Comment f to this section similarly observes:
“f. Matters not of administration, testamentary trusts. As to the rules of construction which relate to the disposition of the trust property rather than to the administration of the trust, the will is ordinarily construed in the case of movables in accordance with the rules of construction of the state of the testator’s domicil, even though the trust is to be administered in some other state.
“Although ordinarily the courts will apply the rule of construction of the testator’s domicil at death, it will not do so if the testator is found to have intended that the rule of construction of some other state should be applicable. Although when a trust is created by will, the will is ordinarily construed in accordance with the rules of the state of the testator’s domicil at death, the fact that he executed the will when domiciled in another state is usually sufficient to show that he presumably intended that the will should be construed in accordance with the rules of that state. So also, the fact that he executed the will in a state other than that of his domicil at the time when he executed it and at the time of his death may show an intention that the will should be construed in accordance with the rules of that state.”
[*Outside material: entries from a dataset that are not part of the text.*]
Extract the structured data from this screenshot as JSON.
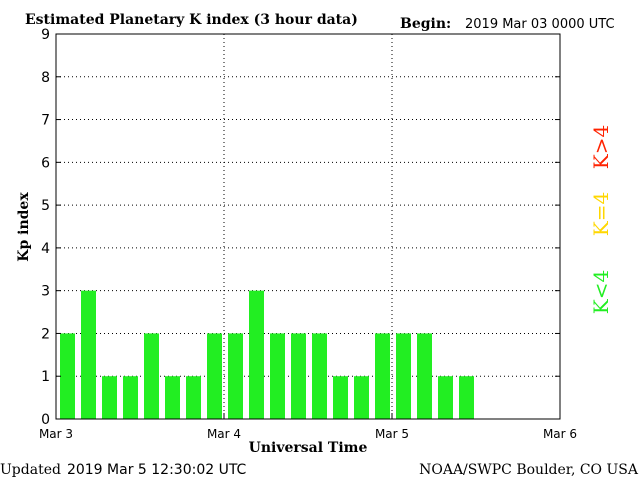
{
  "header": {
    "title": "Estimated Planetary K index (3 hour data)",
    "begin_label": "Begin:",
    "begin_value": "2019 Mar 03 0000 UTC"
  },
  "footer": {
    "updated_label": "Updated",
    "updated_value": "2019 Mar  5 12:30:02 UTC",
    "source": "NOAA/SWPC Boulder, CO USA"
  },
  "legend": {
    "items": [
      {
        "label": "K>4",
        "color": "#ff2200"
      },
      {
        "label": "K=4",
        "color": "#ffd700"
      },
      {
        "label": "K<4",
        "color": "#22ee22"
      }
    ]
  },
  "chart_data": {
    "type": "bar",
    "title": "Estimated Planetary K index (3 hour data)",
    "xlabel": "Universal Time",
    "ylabel": "Kp index",
    "ylim": [
      0,
      9
    ],
    "yticks": [
      "0",
      "1",
      "2",
      "3",
      "4",
      "5",
      "6",
      "7",
      "8",
      "9"
    ],
    "xticks": [
      "Mar 3",
      "Mar 4",
      "Mar 5",
      "Mar 6"
    ],
    "interval_hours": 3,
    "values": [
      2,
      3,
      1,
      1,
      2,
      1,
      1,
      2,
      2,
      3,
      2,
      2,
      2,
      1,
      1,
      2,
      2,
      2,
      1,
      1
    ],
    "slots_total": 24,
    "grid": true,
    "bar_color": "#22ee22",
    "colors": {
      "below4": "#22ee22",
      "equal4": "#ffd700",
      "above4": "#ff2200"
    }
  }
}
See also Rice Estate, 8 Pa.D. & C.2d 379, 401-10 (O.C. Montgomery Co. 1956) (alternative holding) (applying similar provisions of Restatement of Conflict of Laws (1934)).*
Because the question of subject matter jurisdiction is not free from doubt, and because choice of law questions should *312be resolved before this case can be properly decided, I would vacate the decree and remand the case for further proceedings consistent with this opinion. I therefore express no view at this time concerning the construction of this trust, the proper answers to which are far from clear. Cf. Restatement of Property §§ 294, 295 & comment k (1940). See generally, Casner, Class Gifts to Others than to “Heirs” or “Next of Kin”: Increase in the Class Membership, 51 Harv. L.Rev. 254 (1937).

As to real property included in the trust res, see Restatement (Second) of Conflict of Laws 277, and comment c (1971).